The second question was (could you not have looked back at the message
yourself?) what happens after the query, you said it does not work but
did not say what was wrong.

I did look back Colin but you implied that I didn’t answer your question
but I did answer it, just not to your specifications. I appreciate the
help
but are all the snide comments really necessary?

http://www.caribbeanhotels.com/

On Friday, March 15, 2013 7:31:26 AM UTC-7, Anthony DeFreitas wrote:

Ok, getting closer. I found this
posthttp://stackoverflow.com/questions/6833281/sql-where-clause-that-begins-withwhich
says if I remove the leading ‘%’ in the query it will find entries
that ‘Begin’ with what is typed. This didn’t work for me though and my
query follows the same format:

SubCategory.where(“name like ?”, “#{params[:q]}%”)
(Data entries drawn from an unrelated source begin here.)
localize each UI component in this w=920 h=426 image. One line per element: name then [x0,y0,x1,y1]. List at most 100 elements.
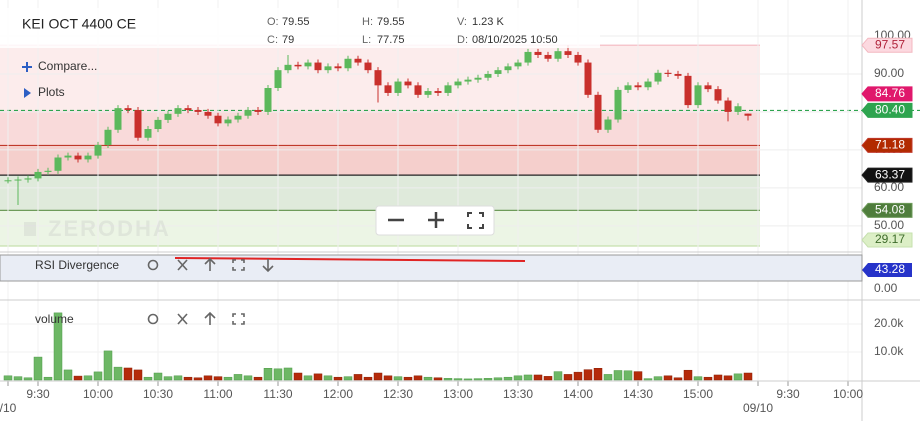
volume-bar [743,372,753,381]
volume-bar [33,356,43,381]
volume-bar [183,376,193,381]
volume-bar [643,378,653,381]
volume-bar [563,374,573,381]
level-label: 63.37 [875,167,905,181]
volume-bar [173,375,183,381]
field-label: O: [267,16,279,28]
candle-body [244,110,252,116]
x-tick-label: 12:00 [323,387,353,401]
volume-bar [723,375,733,381]
candle-body [454,81,462,86]
candle-body [614,89,622,120]
volume-bar [293,372,303,381]
candle-body [594,94,602,130]
volume-bar [323,375,333,381]
volume-bar [53,312,63,381]
volume-bar [203,375,213,381]
candle-body [524,51,532,63]
plots-button[interactable]: Plots [24,85,65,99]
volume-bar [703,376,713,381]
volume-bar [553,371,563,381]
volume-bar [273,368,283,381]
volume-bar [233,374,243,381]
x-tick-label: 09/10 [743,401,773,415]
field-value: 1.23 K [472,16,504,28]
field-label: C: [267,34,278,46]
candle-body [404,81,412,86]
zoom-in[interactable] [428,212,444,228]
candle-body [504,66,512,71]
candle-body [174,108,182,114]
level-label-box [861,167,913,183]
volume-bar [343,376,353,381]
volume-bar [673,377,683,381]
volume-tools[interactable] [147,311,245,325]
level-label-box [861,137,913,153]
candle-body [344,58,352,69]
volume-bar [503,376,513,381]
candle-body [144,129,152,138]
volume-bar [623,370,633,381]
volume-bar [163,376,173,381]
watermark: ZERODHA [24,216,169,241]
candle-body [204,111,212,116]
x-tick-label: 10:30 [143,387,173,401]
candle-body [714,89,722,101]
volume-bar [353,374,363,381]
volume-bar [143,376,153,381]
x-tick-label: 11:30 [263,387,292,401]
volume-bar [133,369,143,381]
volume-bar [423,376,433,381]
candle-body [564,51,572,55]
rsi-tools[interactable] [147,257,274,273]
candle-body [154,119,162,130]
volume-bar [483,378,493,381]
candle-body [214,115,222,124]
grid [0,0,862,386]
x-tick-label: 9:30 [26,387,50,401]
volume-bar [713,374,723,381]
candle-body [24,178,32,180]
candle-body [664,72,672,74]
plots-label[interactable]: Plots [38,85,65,99]
volume-bar [693,376,703,381]
volume-bar [123,367,133,381]
candle-body [134,110,142,138]
candle-body [314,62,322,71]
candle-body [44,170,52,172]
volume-bar [363,376,373,381]
price-zone [0,110,760,146]
compare-button[interactable]: Compare... [22,59,97,73]
candle-body [184,108,192,111]
volume-bar [263,368,273,381]
level-label: 97.57 [875,37,905,51]
candle-body [74,155,82,160]
field-value: 79 [282,34,294,46]
field-label: L: [362,34,371,46]
candle-body [364,62,372,71]
volume-bar [603,374,613,381]
x-tick-label: 9:30 [776,387,800,401]
candle-body [604,119,612,130]
rsi-pane [0,254,863,282]
level-label-box [861,37,913,53]
candle-body [584,62,592,95]
x-tick-label: 11:00 [203,387,232,401]
volume-bar [193,377,203,381]
volume-bar [303,375,313,381]
y-tick-label: 50.00 [874,218,904,232]
volume-bar [223,376,233,381]
x-tick-label: 10:00 [833,387,863,401]
compare-label[interactable]: Compare... [38,59,97,73]
fullscreen[interactable] [467,212,484,229]
volume-bar [383,375,393,381]
zoom-controls [375,205,495,236]
instrument-title: KEI OCT 4400 CE [22,16,136,32]
candle-body [114,108,122,130]
candle-body [704,85,712,90]
volume-bar [633,371,643,381]
volume-bar [683,369,693,381]
candle-body [464,79,472,82]
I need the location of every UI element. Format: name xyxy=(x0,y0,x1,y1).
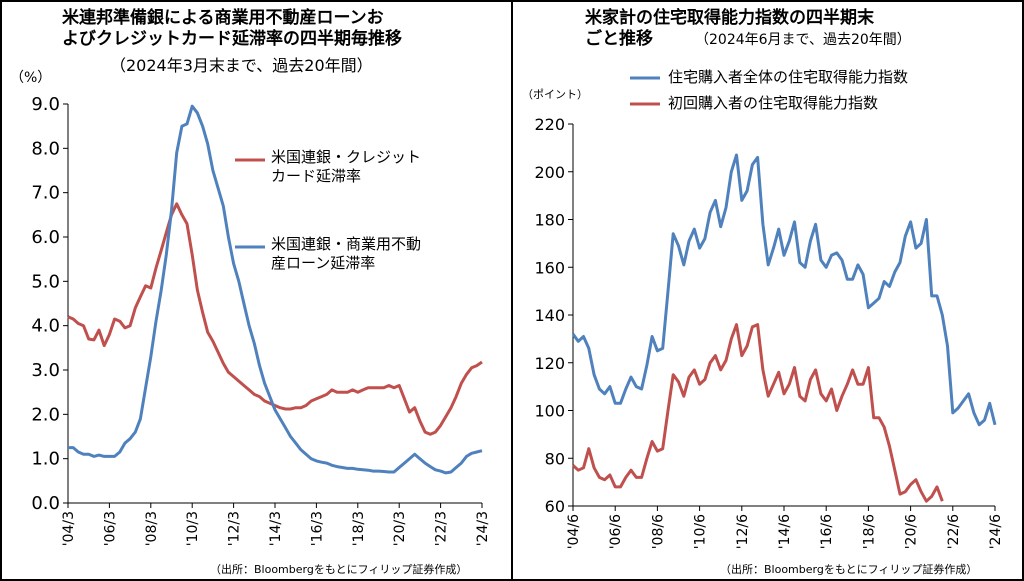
y-tick-label: 140 xyxy=(534,306,565,325)
y-tick-label: 6.0 xyxy=(31,227,60,248)
source: （出所：Bloombergをもとにフィリップ証券作成） xyxy=(720,563,978,576)
x-tick-label: '06/3 xyxy=(102,511,118,546)
x-tick-label: '20/6 xyxy=(904,514,920,549)
y-axis-label: （%） xyxy=(10,70,52,86)
y-tick-label: 100 xyxy=(534,402,565,421)
y-tick-label: 7.0 xyxy=(31,183,60,204)
x-tick-label: '24/6 xyxy=(988,514,1004,549)
y-tick-label: 3.0 xyxy=(31,360,60,381)
y-tick-label: 4.0 xyxy=(31,316,60,337)
x-tick-label: '14/3 xyxy=(268,511,284,546)
y-tick-label: 0.0 xyxy=(31,493,60,514)
y-axis-label: （ポイント） xyxy=(522,88,588,101)
series-line xyxy=(571,153,997,427)
x-tick-label: '22/6 xyxy=(946,514,962,549)
y-tick-label: 120 xyxy=(534,354,565,373)
chart-title: 米連邦準備銀による商業用不動産ローンお よびクレジットカード延滞率の四半期毎推移 xyxy=(62,8,402,50)
y-tick-label: 80 xyxy=(545,449,565,468)
y-tick-label: 220 xyxy=(534,115,565,134)
y-tick-label: 160 xyxy=(534,258,565,277)
x-tick-label: '10/3 xyxy=(185,511,201,546)
x-tick-label: '24/3 xyxy=(475,511,491,546)
x-tick-label: '04/3 xyxy=(61,511,77,546)
series-line xyxy=(571,323,944,503)
x-tick-label: '12/6 xyxy=(735,514,751,549)
x-tick-label: '22/3 xyxy=(434,511,450,546)
legend-label: 初回購入者の住宅取得能力指数 xyxy=(668,94,879,112)
x-tick-label: '14/6 xyxy=(777,514,793,549)
x-tick-label: '18/6 xyxy=(861,514,877,549)
series-line xyxy=(68,104,483,475)
y-tick-label: 1.0 xyxy=(31,449,60,470)
x-tick-label: '20/3 xyxy=(392,511,408,546)
x-tick-label: '06/6 xyxy=(608,514,624,549)
x-tick-label: '16/3 xyxy=(309,511,325,546)
legend-label: 米国連銀・商業用不動 産ローン延滞率 xyxy=(271,235,422,272)
y-tick-label: 180 xyxy=(534,211,565,230)
y-tick-label: 2.0 xyxy=(31,404,60,425)
x-tick-label: '10/6 xyxy=(693,514,709,549)
chart-title: 米家計の住宅取得能力指数の四半期末 ごと推移 xyxy=(585,8,874,50)
y-tick-label: 8.0 xyxy=(31,138,60,159)
y-tick-label: 9.0 xyxy=(31,94,60,115)
chart-subtitle: （2024年3月末まで、過去20年間） xyxy=(110,56,373,75)
x-tick-label: '12/3 xyxy=(227,511,243,546)
y-tick-label: 200 xyxy=(534,163,565,182)
y-tick-label: 60 xyxy=(545,497,565,516)
x-tick-label: '18/3 xyxy=(351,511,367,546)
legend-label: 米国連銀・クレジット カード延滞率 xyxy=(271,148,422,185)
x-tick-label: '08/3 xyxy=(144,511,160,546)
x-tick-label: '08/6 xyxy=(650,514,666,549)
source: （出所：Bloombergをもとにフィリップ証券作成） xyxy=(210,563,468,576)
legend-label: 住宅購入者全体の住宅取得能力指数 xyxy=(668,68,909,86)
chart-subtitle: （2024年6月まで、過去20年間） xyxy=(695,32,911,48)
x-tick-label: '04/6 xyxy=(566,514,582,549)
y-tick-label: 5.0 xyxy=(31,271,60,292)
x-tick-label: '16/6 xyxy=(819,514,835,549)
series-line xyxy=(67,202,483,436)
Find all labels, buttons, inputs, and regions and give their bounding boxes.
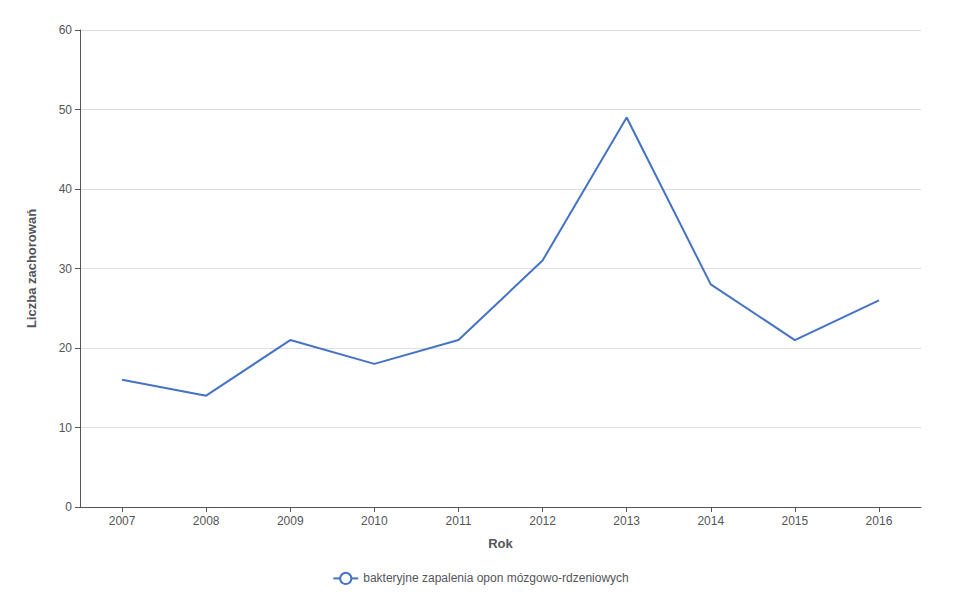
svg-text:2011: 2011 [446,514,472,528]
svg-text:2014: 2014 [697,514,724,528]
svg-text:bakteryjne zapalenia opon mózg: bakteryjne zapalenia opon mózgowo-rdzeni… [363,571,628,585]
svg-text:40: 40 [59,182,73,196]
svg-text:10: 10 [59,421,73,435]
svg-text:50: 50 [59,103,73,117]
svg-text:2016: 2016 [866,514,893,528]
svg-text:60: 60 [59,23,73,37]
svg-text:20: 20 [59,341,73,355]
svg-text:2013: 2013 [613,514,640,528]
svg-text:30: 30 [59,262,73,276]
svg-text:2010: 2010 [361,514,388,528]
svg-text:2008: 2008 [193,514,220,528]
svg-text:Rok: Rok [488,536,513,551]
svg-text:2012: 2012 [529,514,556,528]
svg-text:2007: 2007 [109,514,136,528]
svg-text:2015: 2015 [781,514,808,528]
svg-text:Liczba zachorowań: Liczba zachorowań [24,209,39,328]
svg-text:2009: 2009 [277,514,304,528]
svg-text:0: 0 [65,500,72,514]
On Friday, March 15, 2013 7:44:57 AM UTC-7, Anthony DeFreitas wrote:

Sorry for not being so precise.

Processing by SubCategoriesController#names as JSON

Parameters: {“q”=>“a”}

SubCategory Load (0.8ms) SELECT “sub_categories”.* FROM
“sub_categories” WHERE (name LIKE ‘a%’)

“Didn’t work for me” is not very descriptive. However, I’m going to
take a
wild guess and assume that your subcategory names begin with capital
letters, and your database’s LIKE is case sensitive, which would mean
you’re now getting no rows found, instead of all rows when you were
using
the wrong parameter name.

If that’s the case, then you need to make your query case insensitive.
In
PostgreSQL you could use ILIKE. I’m not sure if that’s standard,
though.
A more standard way to do make the query case insensitive would be:

SubCategory.where(“LOWER(name) like LOWER(?)”, “#{params[:q]}%”)

Or, according to a bit of googling, this would automatically do a case
insensitive query correctly for the current database:

subcats=Subcategory.arel_table
Subcategory.where(subcats[:name].matches(“%#{params[:q]}%”))

But I have not tried that mechanism myself.